Intro

Sorry for the length, but I didn't have time to write a short blog.

Wednesday, July 3, 2013

Skin Ink? Why?


I honestly don't understand. The fad for tattoos is both fascinating and appalling at the same time.  In fact, much of the body decoration fad is lost on me. Even given my love of Star Trek and science fiction, I would never think about having something like the one above done. Let me state up front, both of my children have tattoos.  My son is looking at getting another one.  I asked him, "Why?"   So at the risk of my children's  and more than a few friends who follow my ramblings ire, I shall continue, old fogey that I am.

If you have a tattoo and are a grown-up, hey you made the decision, and it is yours to make.

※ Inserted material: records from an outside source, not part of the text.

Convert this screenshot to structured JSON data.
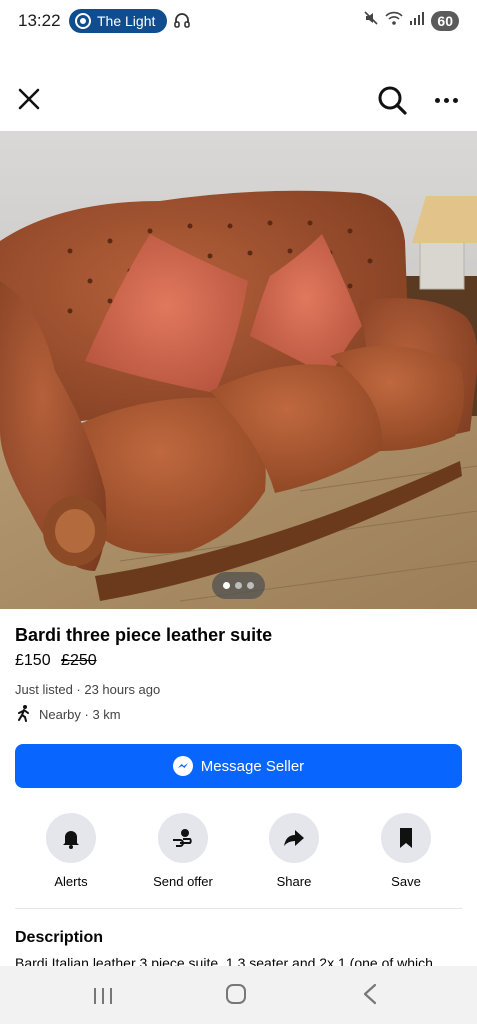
{
  "status_bar": {
    "time": "13:22",
    "media_label": "The Light",
    "battery": "60",
    "icons": [
      "headphones-icon",
      "mute-icon",
      "wifi-icon",
      "signal-icon"
    ]
  },
  "top_bar": {
    "icons": [
      "close-icon",
      "search-icon",
      "more-icon"
    ]
  },
  "photo": {
    "subject": "brown leather three-seater sofa with orange cushions",
    "page_count": 3,
    "current_page": 1
  },
  "listing": {
    "title": "Bardi three piece leather suite",
    "price": "£150",
    "original_price": "£250",
    "listed": "Just listed · 23 hours ago",
    "distance": "Nearby · 3 km"
  },
  "message_button": {
    "label": "Message Seller",
    "icon": "messenger-icon"
  },
  "actions": [
    {
      "label": "Alerts",
      "icon": "bell-icon"
    },
    {
      "label": "Send offer",
      "icon": "offer-icon"
    },
    {
      "label": "Share",
      "icon": "share-icon"
    },
    {
      "label": "Save",
      "icon": "bookmark-icon"
    }
  ],
  "description": {
    "heading": "Description",
    "text": "Bardi Italian leather 3 piece suite, 1 3 seater and 2x 1 (one of which"
  },
  "colors": {
    "accent": "#0866ff",
    "action_bg": "#e4e6eb",
    "media_pill": "#0f4d8f"
  }
}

I hope you love your ink and never grow tired of it.  I hope you never regret choosing the one you chose.  The lack of understanding is all mine, and I am not trying to impose my lack of understanding on any one.  Now  that you know this...

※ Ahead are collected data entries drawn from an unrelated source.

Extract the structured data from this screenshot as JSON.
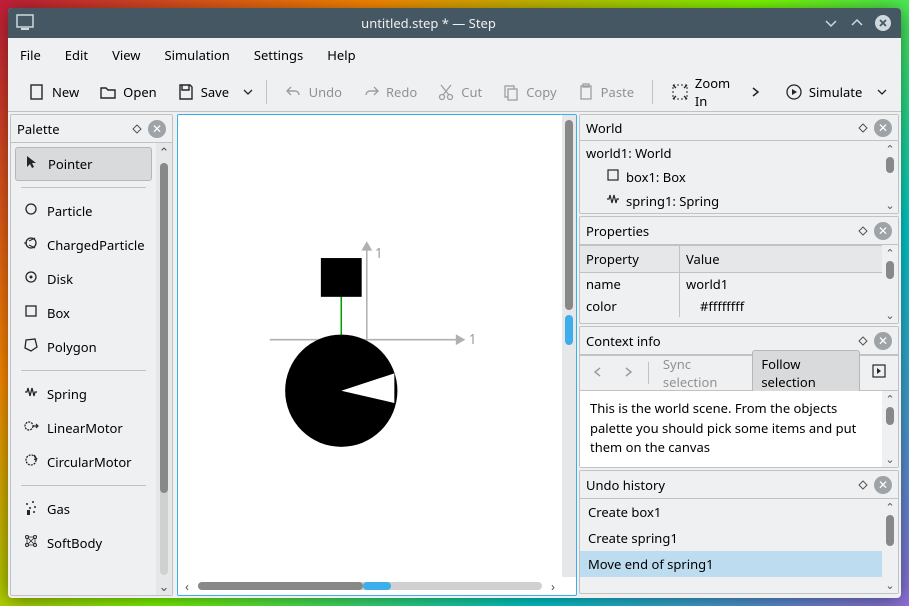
{
  "window": {
    "title": "untitled.step * — Step"
  },
  "menus": {
    "file": "File",
    "edit": "Edit",
    "view": "View",
    "simulation": "Simulation",
    "settings": "Settings",
    "help": "Help"
  },
  "toolbar": {
    "new": "New",
    "open": "Open",
    "save": "Save",
    "undo": "Undo",
    "redo": "Redo",
    "cut": "Cut",
    "copy": "Copy",
    "paste": "Paste",
    "zoom_in": "Zoom In",
    "simulate": "Simulate"
  },
  "palette": {
    "title": "Palette",
    "pointer": "Pointer",
    "particle": "Particle",
    "charged_particle": "ChargedParticle",
    "disk": "Disk",
    "box": "Box",
    "polygon": "Polygon",
    "spring": "Spring",
    "linear_motor": "LinearMotor",
    "circular_motor": "CircularMotor",
    "gas": "Gas",
    "soft_body": "SoftBody"
  },
  "canvas": {
    "axis_x_label": "1",
    "axis_y_label": "1"
  },
  "world_panel": {
    "title": "World",
    "root": "world1: World",
    "box": "box1: Box",
    "spring": "spring1: Spring"
  },
  "properties": {
    "title": "Properties",
    "header_prop": "Property",
    "header_val": "Value",
    "rows": [
      {
        "prop": "name",
        "val": "world1"
      },
      {
        "prop": "color",
        "val": "#ffffffff"
      }
    ]
  },
  "context": {
    "title": "Context info",
    "sync": "Sync selection",
    "follow": "Follow selection",
    "text": "This is the world scene. From the objects palette you should pick some items and put them on the canvas"
  },
  "undo": {
    "title": "Undo history",
    "items": [
      "Create box1",
      "Create spring1",
      "Move end of spring1"
    ],
    "selected_index": 2
  }
}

Many tattoos are really not that appealing.  I do not understand why some of these folks cover themselves in skin ink in things like sleeves and these monster-sized collages, pictographs, and patterns.  They cover their back, their arms, their legs, a few have them on their face, and some have them (err) shall we just say elsewhere.  Some even have their eyeball tattooed.  Do they loath themselves? Do they really think that a permanent picture will define them? Is it fashion? Is it fad?  Is it art? If it is, how do you value it?

Yes, I know.  Tattoos are one of the oldest forms of expression but for the most part that expression was cultural.  The Samoans have handed down pattens and designs from time out of mind.  But is it really cultural when one of the dominant tattoos is called a "tramp stamp," or people have to cover up their tattoos because their business frowns upon them.  Not really cultural, so I am going to say fad - a very permanent form of fad. I would also like to point out that at one point in history, a heavily tattooed person could make a living at a side-show in the carnival.

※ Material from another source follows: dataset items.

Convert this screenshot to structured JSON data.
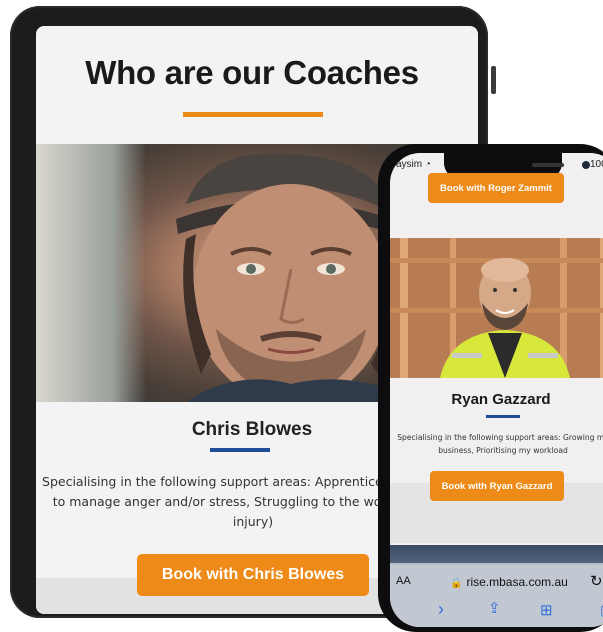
{
  "tablet": {
    "heading": "Who are our Coaches",
    "coach_name": "Chris Blowes",
    "description": "Specialising in the following support areas: Apprentice C Struggling to manage anger and/or stress, Struggling to the workforce (i.e. injury)",
    "book_button": "Book with Chris Blowes"
  },
  "phone": {
    "status_carrier": "aysim",
    "status_battery": "100",
    "top_button": "Book with Roger Zammit",
    "coach_name": "Ryan Gazzard",
    "description": "Specialising in the following support areas: Growing my business, Prioritising my workload",
    "book_button": "Book with Ryan Gazzard",
    "text_size_label": "AA",
    "url": "rise.mbasa.com.au"
  },
  "colors": {
    "accent_orange": "#ee8a17",
    "accent_blue": "#1f4c97"
  },
  "icons": [
    "wifi-icon",
    "lock-icon",
    "reload-icon",
    "back-icon",
    "share-icon",
    "bookmarks-icon",
    "tabs-icon"
  ]
}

I admit, some tattoos do occasionally speak volumes and look pretty good.  My son's current tattoo is a cross on  his calve.  It is a symbolic statement of his beliefs.  Craig Ferguson has a tattoo of the cut snake or the "join or die" snake from the Revolutionary War.  He had it done in celebration of his becoming a US citizen.  Unfortunately, he says he has several others which actually, I think, somewhat cheapens the value of the other.


I have heard that Mike Tyson has rethought his famous face tattoo and did you know that Tom Arnold had a tattoo of Roseanne Barr on his chest?  He does, and he is stuck with it. Mark Wahlberg is having his extensive number of tattoos removed and is making his kids watch.  It is apparently even more painful  to have them removed than it is to have them applied.  He is not the only celeb to regret having these done. Angelina Jolie had her tattoo of Billy Bob Thorton's name removed. Many love affairs do not last as long as the ink.


We know the odds of a person getting more than one tattoo are actually pretty high once the decision is made to get the first one.  I just cannot imagine why.  I also hear they are quite painful, especially when the bone is near the surface.  Well someone is being paid to inject a solid line of ink under the skin with a needle.  Of course they are not only  painful but quite expensive especially if your tattoo artist is not so artistic.  Is a doodle that was someone might create while on the phone or when he is bored really art?

Let's face it. Anyone who can buy the needle and the ink can claim to be an artist. Heck, they do it with a regular needle and a broken ink pen in prison all the time if the movies are to be believed.  I've driven by tattoo parlors that even if they are in neighborhoods I would park in, look like they are one step away from being closed by the health department or the CDC.

And then there is the whole gravity thing.  As you grow older, take my word for it, gravity doesn't suck, but it does pull down.  I don't know if people just don't think about placement or what?  The ones across the lower back or abdomen are going to get interesting as the wearer grows older or has children.  Nothing says artistic individualism like stretched out skin art.  And men, what about the ones on your back.  Nothing quite so appealing as art work with hair growing out of it.  Did I mention that all tattoos fade?

They do. I once met the great make-up artist, Bob Kelly.  He was an older man when I met him.  He had a habit of doing make-up while wearing a wife beater.  He was really excited because his son had decided to pay, as a birthday present, for the recoloring of Kelly's tattoos.  They were the old fashioned blue ones that he had done when he was serving in the army during World War II. And, yes, the ones I could see were like faded magic marker.

I guess, I just want to know who thought going through life with Will Ferrell from Elf was a good idea.  For that matter, why would anyone think this was a good idea, at the time or even while drunk? If you want see more, just Google bad tattoos.

I am not saying other folks shouldn't do this.  It is their body and their skin and their money and their pain and their statement and,,,,and. It is their choice. Really.  I am just not sure why folks do this.